Vicente Verdú
Viajar es, en general, la forma más segura de ganar tiempo al tiempo. En una parte es así porque nos "distraemos" o damos rodeos que lo confunden. Pero, de otra, gracias al viaje y su oculta ley física, conseguimos que el espacio se convierta en tiempo a través de una eficiente martingala virtual. Siempre que viajamos los periodos son más largos, cada vez que nos distanciamos de la rutina el intervalo se ensancha.
Sería esto suficiente para celebrar los bienes (eternos o terapéuticos) que se derivan de la pintura. Gracias a pintar el autor se pinta y se repinta; gracias a pintar el autor altera el orden exterior y se apropia su caos temporalmente. Pero, además, corteja temerariamente con el mundo y con él mismo durante el baile del cuadro que tiende a marear el yo. (El yo o el incordio que nos roba en vano tanto tiempo).
Y no hay, por descontado, magia en todo esto. Sólo libertad. Porque quien pinta con la mente atada o no ama el vértigo solo alcanza una estética estática.
Siempre que un cuadro se presenta demasiado apegado a los que ya es el autor no procura sino un barato espejo de lo mismo. Sólo un cuadro que al autor mismo causa asombro denota que se ha viajado más allá.
Todo esto el artista debe tenerlo claro. Lo que suena igual a lo ya visto o lo que resuena como un pegadizo compás, tiene pocas posibilidades de añadir nada. El plus de tiempo procede de la sorpresa.

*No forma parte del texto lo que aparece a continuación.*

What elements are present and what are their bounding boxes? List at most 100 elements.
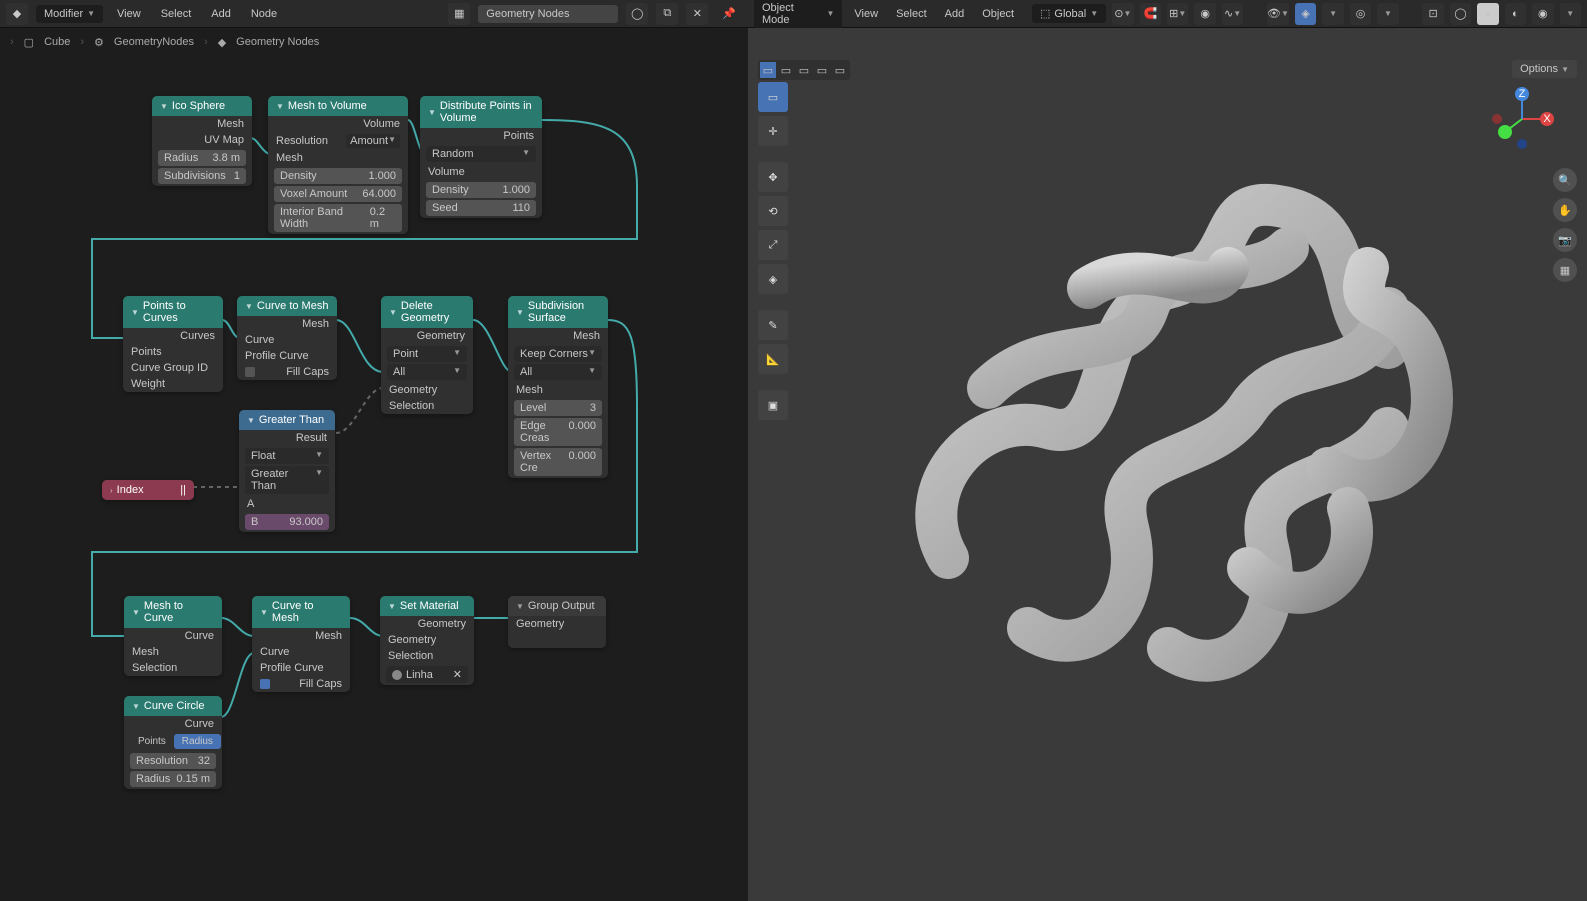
pivot-icon[interactable]: ⊙▼	[1112, 3, 1133, 25]
overlays-icon[interactable]: ◎	[1350, 3, 1371, 25]
bc-modifier[interactable]: GeometryNodes	[114, 36, 194, 48]
orientation-dropdown[interactable]: ⬚ Global▼	[1032, 4, 1106, 23]
shading-mat-icon[interactable]: ◐	[1505, 3, 1526, 25]
editor-type-icon[interactable]: ◆	[6, 3, 28, 25]
shield-icon[interactable]: ◯	[626, 3, 648, 25]
gizmo-dd-icon[interactable]: ▼	[1322, 3, 1343, 25]
overlays-dd-icon[interactable]: ▼	[1377, 3, 1398, 25]
tool-rotate[interactable]: ⟲	[758, 196, 788, 226]
camera-icon[interactable]: 📷	[1553, 228, 1577, 252]
field-level[interactable]: Level3	[514, 400, 602, 416]
sel-mode-extend[interactable]: ▭	[778, 62, 794, 78]
checkbox-fillcaps[interactable]	[245, 367, 255, 377]
domain-select[interactable]: Point▼	[387, 346, 467, 362]
shading-solid-icon[interactable]: ●	[1477, 3, 1498, 25]
node-delete-geometry[interactable]: ▼Delete Geometry Geometry Point▼ All▼ Ge…	[381, 296, 473, 414]
node-distribute-points[interactable]: ▼Distribute Points in Volume Points Rand…	[420, 96, 542, 218]
zoom-icon[interactable]: 🔍	[1553, 168, 1577, 192]
node-set-material[interactable]: ▼Set Material Geometry Geometry Selectio…	[380, 596, 474, 685]
node-index[interactable]: ›Index||	[102, 480, 194, 500]
node-header[interactable]: ▼Ico Sphere	[152, 96, 252, 116]
sel-mode-box[interactable]: ▭	[760, 62, 776, 78]
gizmo-toggle-icon[interactable]: ◈	[1295, 3, 1316, 25]
node-mesh-to-volume[interactable]: ▼Mesh to Volume Volume ResolutionAmount …	[268, 96, 408, 234]
copy-icon[interactable]: ⧉	[656, 3, 678, 25]
shading-render-icon[interactable]: ◉	[1532, 3, 1553, 25]
tool-measure[interactable]: 📐	[758, 344, 788, 374]
node-points-to-curves[interactable]: ▼Points to Curves Curves Points Curve Gr…	[123, 296, 223, 392]
field-edge-crease[interactable]: Edge Creas0.000	[514, 418, 602, 446]
node-curve-to-mesh-1[interactable]: ▼Curve to Mesh Mesh Curve Profile Curve …	[237, 296, 337, 380]
menu-add[interactable]: Add	[205, 5, 237, 23]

Ningún artista verdadero se creerá pues un amo del oficio. Los pintores son obreros de arte y el arte auténtico posee una vida libérrima. Libertad para crear, libertad para tratar con la pintura, libertad para ser otro. Libertad, en suma, para viajar sin cronómetro ni GPS a través del color, la vibración y el paisaje de un tiempo por estrenar.